I watched this movie AFTER reading the story, and, even without the special effects, the movie is on-target with its adaptation (there is some added and some changed, but it works!). No pollsters, but Fassbinder molds the movie in such a way so that not having them doesn't really matter.
There is some female nudity, and, outside of the US or UK, this is normal for TV movies and foreign cinema - I am only noting this because the film has no rating on the cover!
There are some great features on the Criterion set, including "Making of..." documentary. I'm more of a Herzog fan, but I've been revisiting Fassbinder recently (next on list: "Berlin Alexanderplatz, which is also on Criterion and I have seen before). It is a 2-disc set.

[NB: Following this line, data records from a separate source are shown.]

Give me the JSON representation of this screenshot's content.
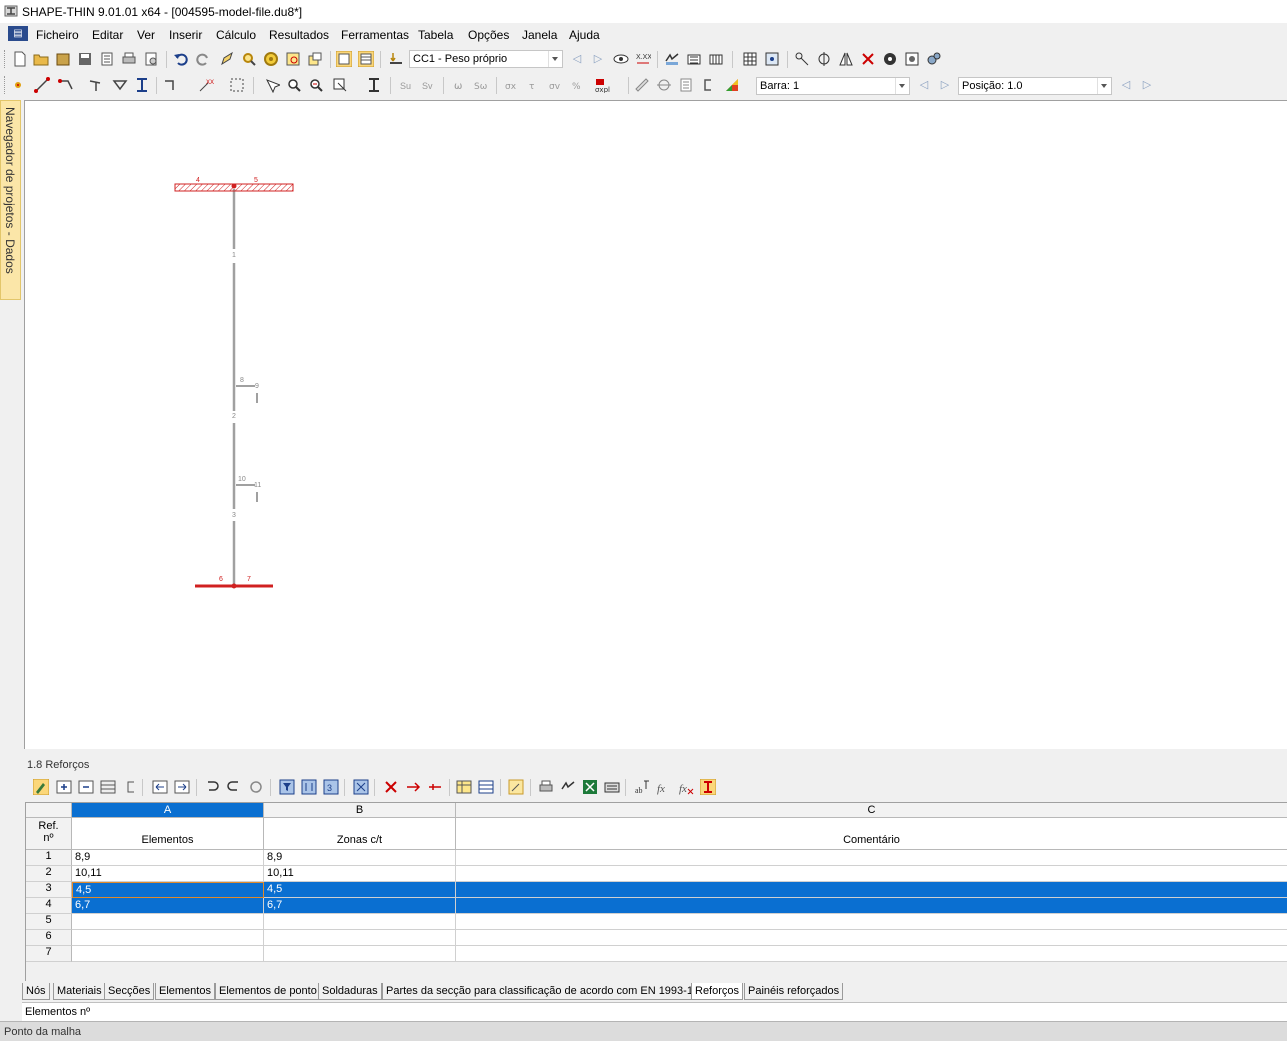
{
  "window": {
    "title": "SHAPE-THIN 9.01.01 x64 - [004595-model-file.du8*]"
  },
  "menu": [
    "Ficheiro",
    "Editar",
    "Ver",
    "Inserir",
    "Cálculo",
    "Resultados",
    "Ferramentas",
    "Tabela",
    "Opções",
    "Janela",
    "Ajuda"
  ],
  "toolbar1": {
    "load_case": "CC1 - Peso próprio"
  },
  "toolbar2": {
    "bar": "Barra: 1",
    "position": "Posição: 1.0"
  },
  "navigator": {
    "label": "Navegador de projetos - Dados"
  },
  "drawing": {
    "element_labels": [
      "1",
      "2",
      "3"
    ],
    "node_labels": [
      "4",
      "5",
      "6",
      "7",
      "8",
      "9",
      "10",
      "11"
    ],
    "colors": {
      "member": "#a0a0a0",
      "flange": "#d02020",
      "label": "#888888"
    }
  },
  "panel": {
    "title": "1.8 Reforços"
  },
  "table": {
    "col_letters": [
      "A",
      "B",
      "C"
    ],
    "ref_header": "Ref.\nnº",
    "col_headers": [
      "Elementos",
      "Zonas c/t",
      "Comentário"
    ],
    "rows": [
      {
        "n": "1",
        "a": "8,9",
        "b": "8,9",
        "c": ""
      },
      {
        "n": "2",
        "a": "10,11",
        "b": "10,11",
        "c": ""
      },
      {
        "n": "3",
        "a": "4,5",
        "b": "4,5",
        "c": ""
      },
      {
        "n": "4",
        "a": "6,7",
        "b": "6,7",
        "c": ""
      },
      {
        "n": "5",
        "a": "",
        "b": "",
        "c": ""
      },
      {
        "n": "6",
        "a": "",
        "b": "",
        "c": ""
      },
      {
        "n": "7",
        "a": "",
        "b": "",
        "c": ""
      }
    ],
    "selection_color": "#0a6fd1"
  },
  "sheet_tabs": [
    "Nós",
    "Materiais",
    "Secções",
    "Elementos",
    "Elementos de ponto",
    "Soldaduras",
    "Partes da secção para classificação de acordo com EN 1993-1",
    "Reforços",
    "Painéis reforçados"
  ],
  "active_tab": "Reforços",
  "field_info": "Elementos nº",
  "status": "Ponto da malha"
}
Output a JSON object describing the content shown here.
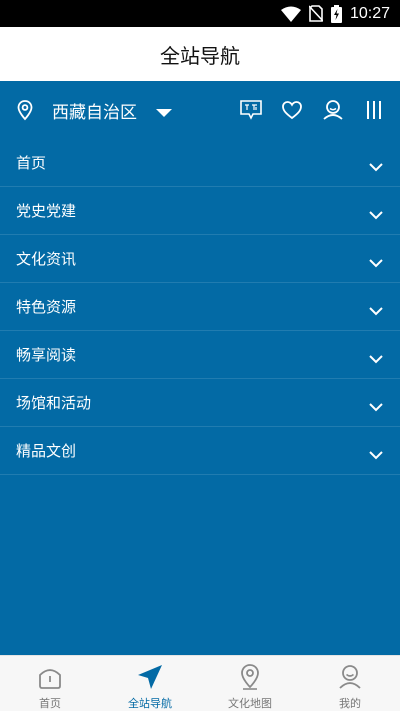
{
  "status_bar": {
    "time": "10:27"
  },
  "app_bar": {
    "title": "全站导航"
  },
  "region": {
    "name": "西藏自治区"
  },
  "nav_items": [
    {
      "label": "首页"
    },
    {
      "label": "党史党建"
    },
    {
      "label": "文化资讯"
    },
    {
      "label": "特色资源"
    },
    {
      "label": "畅享阅读"
    },
    {
      "label": "场馆和活动"
    },
    {
      "label": "精品文创"
    }
  ],
  "tabs": [
    {
      "label": "首页",
      "icon": "home-icon",
      "active": false
    },
    {
      "label": "全站导航",
      "icon": "navigation-arrow-icon",
      "active": true
    },
    {
      "label": "文化地图",
      "icon": "map-pin-icon",
      "active": false
    },
    {
      "label": "我的",
      "icon": "profile-icon",
      "active": false
    }
  ],
  "colors": {
    "primary": "#036aa5",
    "tab_inactive": "#777777"
  }
}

It's great to sit through the ending credits and chill to the soundtrack.
To repeat myself, it is probably NOT for the casual movie watcher. This is Fassbinder, and if you don't like slow pacing, early 70s cinema, or made-for-TV movies (it doesn't "feel" like one at all), this movie will probably disappoint. In my opinion, it is for those who study foreign cinema, and, especially, New German Cinema (this definitely fits the NGC German identity crisis philosophy), and, even more so, the cinema of Fassbinder.
Spin around in tandem on swivel chairs with a fellow viewer and enjoy! (It's a scene in the movie) ---- 5 stars for film, transfer, and DVD extras combined.
World on a Wire was made in 1972 for German TV. It is made of two parts each one is aboout an hour and half long. The movie has a very distinct visual style and atmosphere; the interior shots, camera angles, the locations, actors are very 1970 German.
I like this movie a lot because of its different style but it is probably not for anyone's taste. Even though the subject matter is sci-fi, there are no spectacular special effects or action scenes which are typical of Hollywood productions. However, I think the movie overall does a pretty good job of creating an eerie atmosphere and paranoid feeling of the world not being real.
I was especially amazed by how some of the scenes and ideas seem to be pre-cursor to the Matrix. For instance, the subjects sit in a chair with wires hooked up to their heads and they get downloaded to the computer world (you may think of that as the matrix) and if they want to exit the computer world, they use a phone booth. Sounds familiar?
I also like the love affair depicted in the movie; in my opinion it works so much better than the affair between Neo and Trinity in the matrix.
I recommend this movie for any sci-fi fan who can appreciate foreign movies with unique styles even if they lack CGI and spectacular special effects.
There are several places in the film where Fassbinder could have imposed his vision and left the viewer in the dust, but he's always careful to continue the story thread, and thus keep viewers in the loop. His world is highly stylized, there are no wasted frames - nearly every camera shot is tinged with erotic undertones or duplicity in the making. Fassbinder's film career was as tinged with notoriety as it was brief - this film is as good an introduction to his work as you will find.